There is little or no indoctrination into Buddhism as a religion. The focus, rather, is on meditation's applications to modern life. Many of the teen participants have returned for several years in a row. They say over and over that concentrating during meditation is extremely difficult - that their minds wander, their bodies hurt and their emotions rage. But each seeks, in the silence, his or her own refuge.
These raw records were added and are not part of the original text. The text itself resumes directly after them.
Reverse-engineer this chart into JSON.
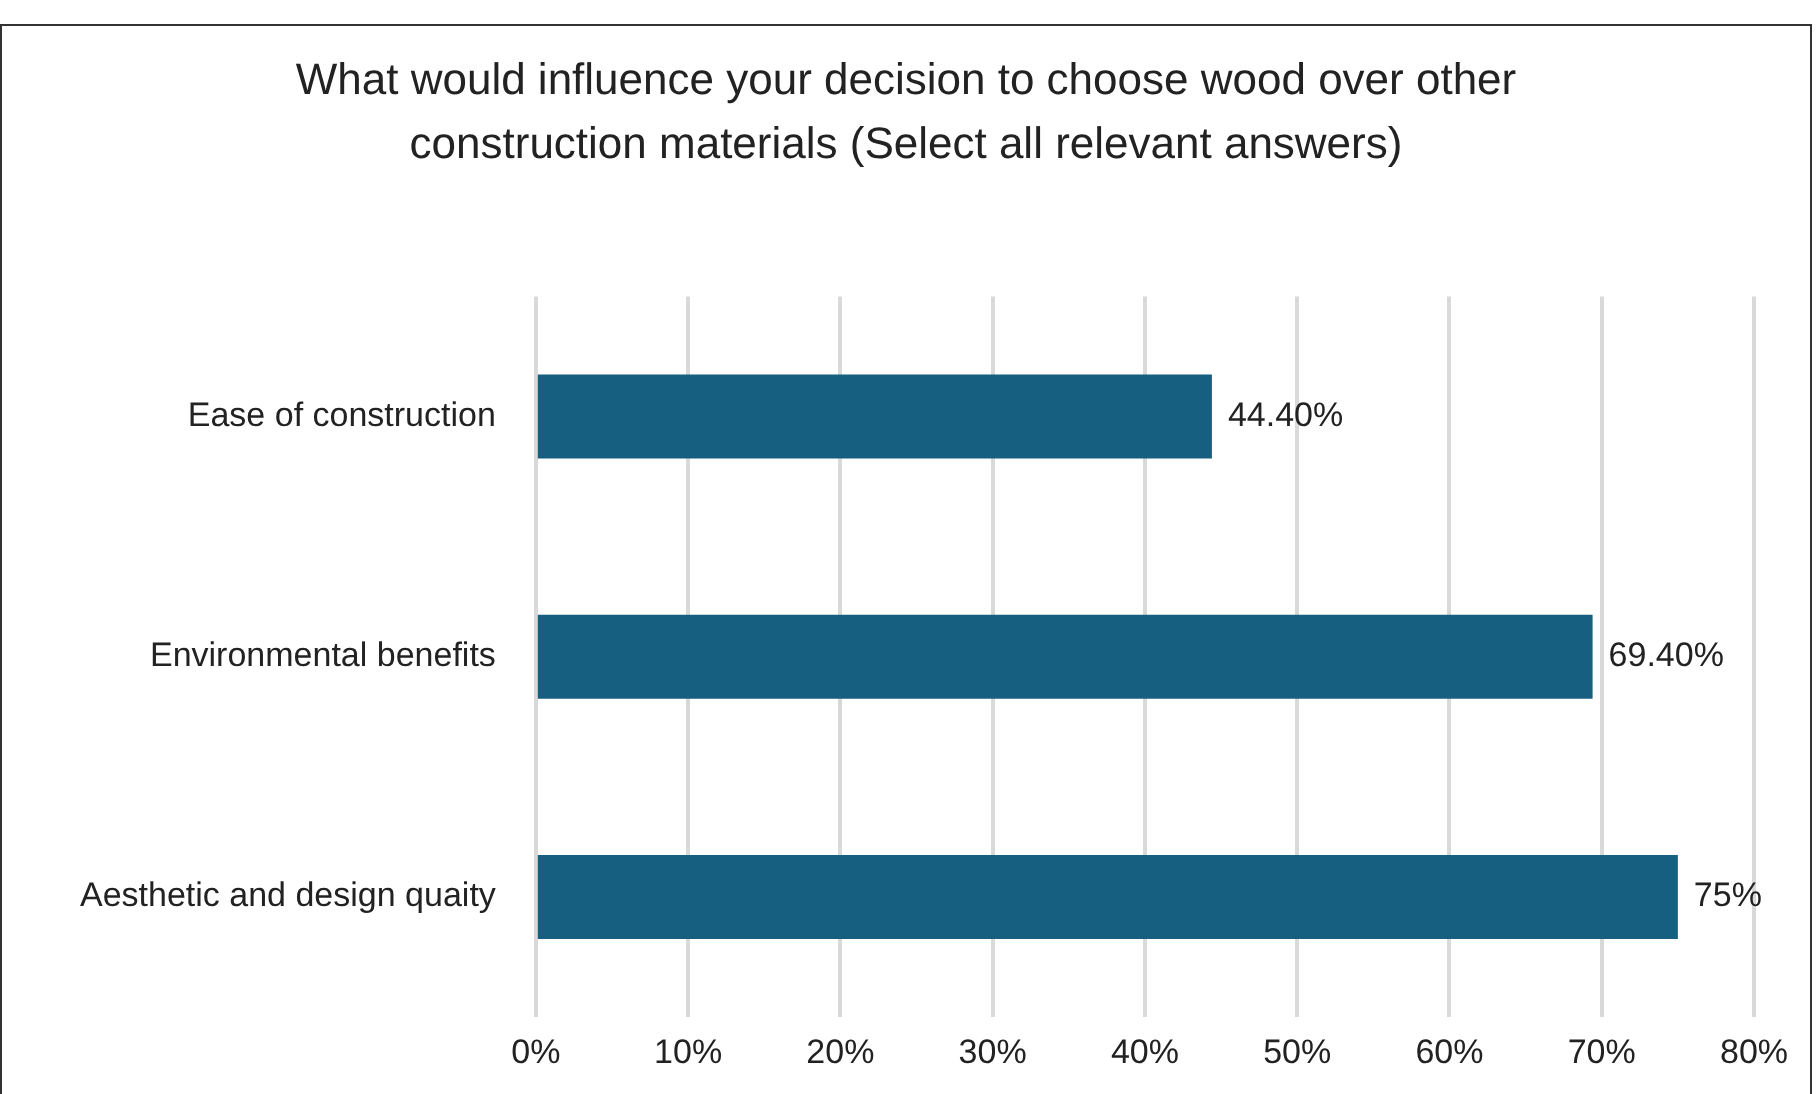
{
  "chart_data": {
    "type": "bar",
    "orientation": "horizontal",
    "title": "What would influence your decision to choose wood over other construction materials (Select all relevant answers)",
    "categories": [
      "Ease of construction",
      "Environmental benefits",
      "Aesthetic and design quaity"
    ],
    "values": [
      44.4,
      69.4,
      75
    ],
    "value_labels": [
      "44.40%",
      "69.40%",
      "75%"
    ],
    "color": "#175f80",
    "xlim": [
      0,
      80
    ],
    "xticks": [
      {
        "value": 0,
        "label": "0%"
      },
      {
        "value": 10,
        "label": "10%"
      },
      {
        "value": 20,
        "label": "20%"
      },
      {
        "value": 30,
        "label": "30%"
      },
      {
        "value": 40,
        "label": "40%"
      },
      {
        "value": 50,
        "label": "50%"
      },
      {
        "value": 60,
        "label": "60%"
      },
      {
        "value": 70,
        "label": "70%"
      },
      {
        "value": 80,
        "label": "80%"
      }
    ],
    "grid": "x",
    "legend": false
  }
}
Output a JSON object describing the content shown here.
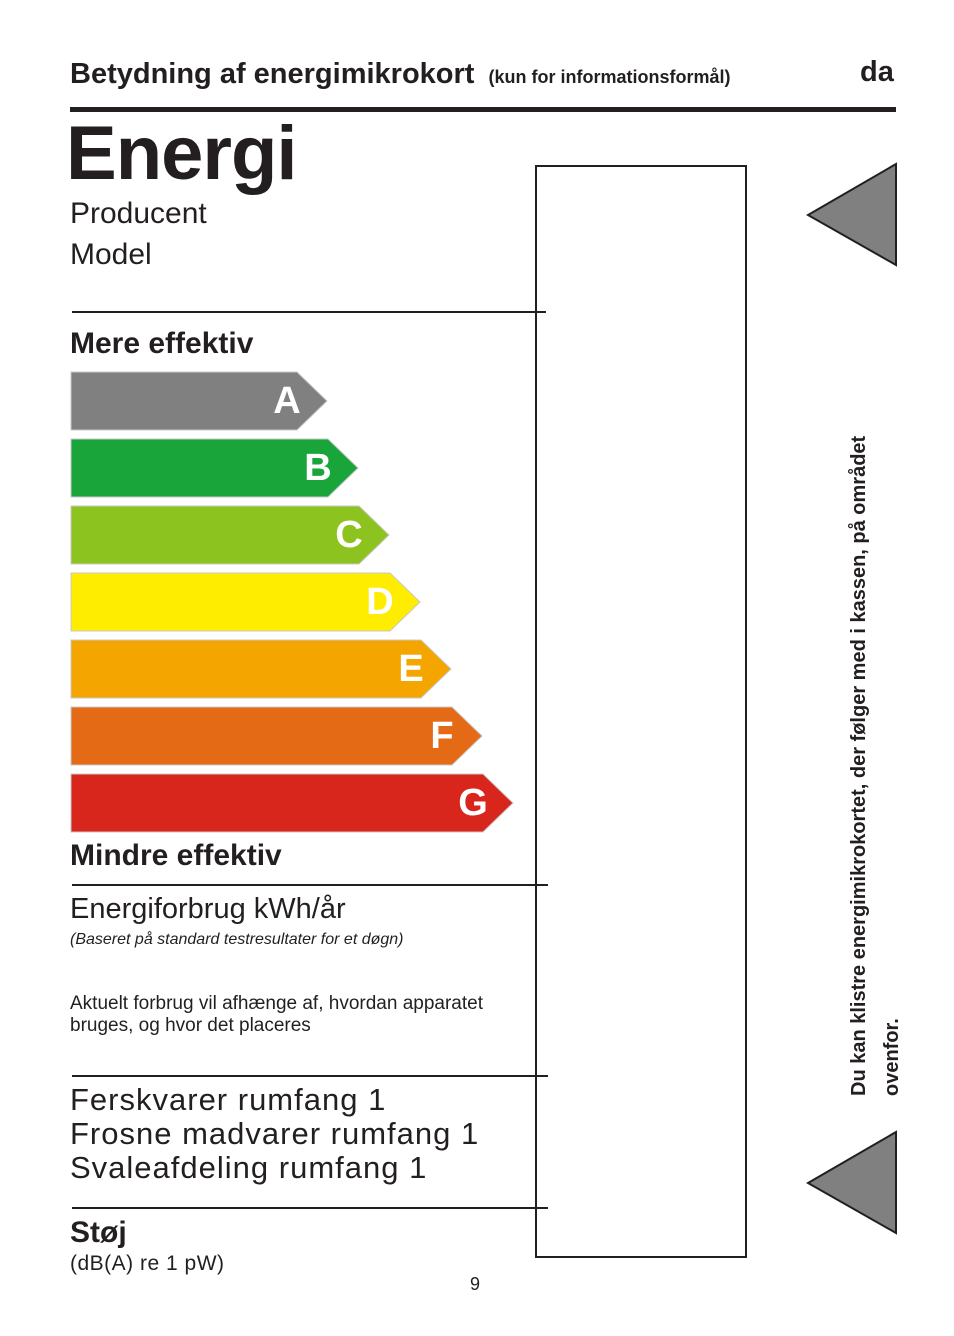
{
  "header": {
    "title": "Betydning af energimikrokort",
    "note": "(kun for informationsformål)",
    "lang": "da"
  },
  "label": {
    "heading": "Energi",
    "producer": "Producent",
    "model": "Model",
    "more_efficient": "Mere effektiv",
    "less_efficient": "Mindre effektiv",
    "classes": [
      {
        "letter": "A",
        "color": "#808080"
      },
      {
        "letter": "B",
        "color": "#1aa53b"
      },
      {
        "letter": "C",
        "color": "#8dc31e"
      },
      {
        "letter": "D",
        "color": "#ffed00"
      },
      {
        "letter": "E",
        "color": "#f4a500"
      },
      {
        "letter": "F",
        "color": "#e56a15"
      },
      {
        "letter": "G",
        "color": "#d9261c"
      }
    ],
    "consumption": "Energiforbrug kWh/år",
    "consumption_note": "(Baseret på standard testresultater for et døgn)",
    "actual_note": "Aktuelt forbrug vil afhænge af, hvordan apparatet bruges, og hvor det placeres",
    "volume_fresh": "Ferskvarer rumfang 1",
    "volume_frozen": "Frosne madvarer rumfang 1",
    "volume_cool": "Svaleafdeling rumfang 1",
    "noise_title": "Støj",
    "noise_unit": "(dB(A) re 1 pW)"
  },
  "side_note": {
    "line1": "Du kan klistre energimikrokortet, der følger med i kassen, på området",
    "line2": "ovenfor."
  },
  "arrow_color": "#808080",
  "page_number": "9"
}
For Sullivan, who just finished her freshman year at Boston College, meditation provides a way to approach the panic disorder she suffers from, and it is preferable to the tactics employed by mainstream medicine. "They say, `The girl can't eat, the girl can't sleep. Give her a pill. You won't feel like yourself but you'll be able to breathe,'" said Sullivan, who added that when she meditates she can separate herself from her anxiety. For Elisabeth Donnelly, 18, the retreat is a relief from the pressure of her first year at Boston University, where she struggled to maintain grades high enough to keep her scholarship. ``Here, I don't have to be perfect,'' said Donnelly. ``I don't have to be a superwoman.'' Underneath all these teenagers' pursuits is a yearning for something that can seem maddeningly elusive in their lives: happiness. Jessica Morey, 21, of Nashua, N.H., a volunteer at this year's retreat, has taken spiritual exploration further than most--meditating in Burma and India, and even briefly taking vows as a Buddhist nun. Morey, who attends Dartmouth College, turns to meditation to help her grapple with life. "When I'm at school I'm like, `What's the point of this?'" Morey said. "I don't want to just get an engineering degree, get a job, have kids and die, and I feel like a lot of people are living on that level."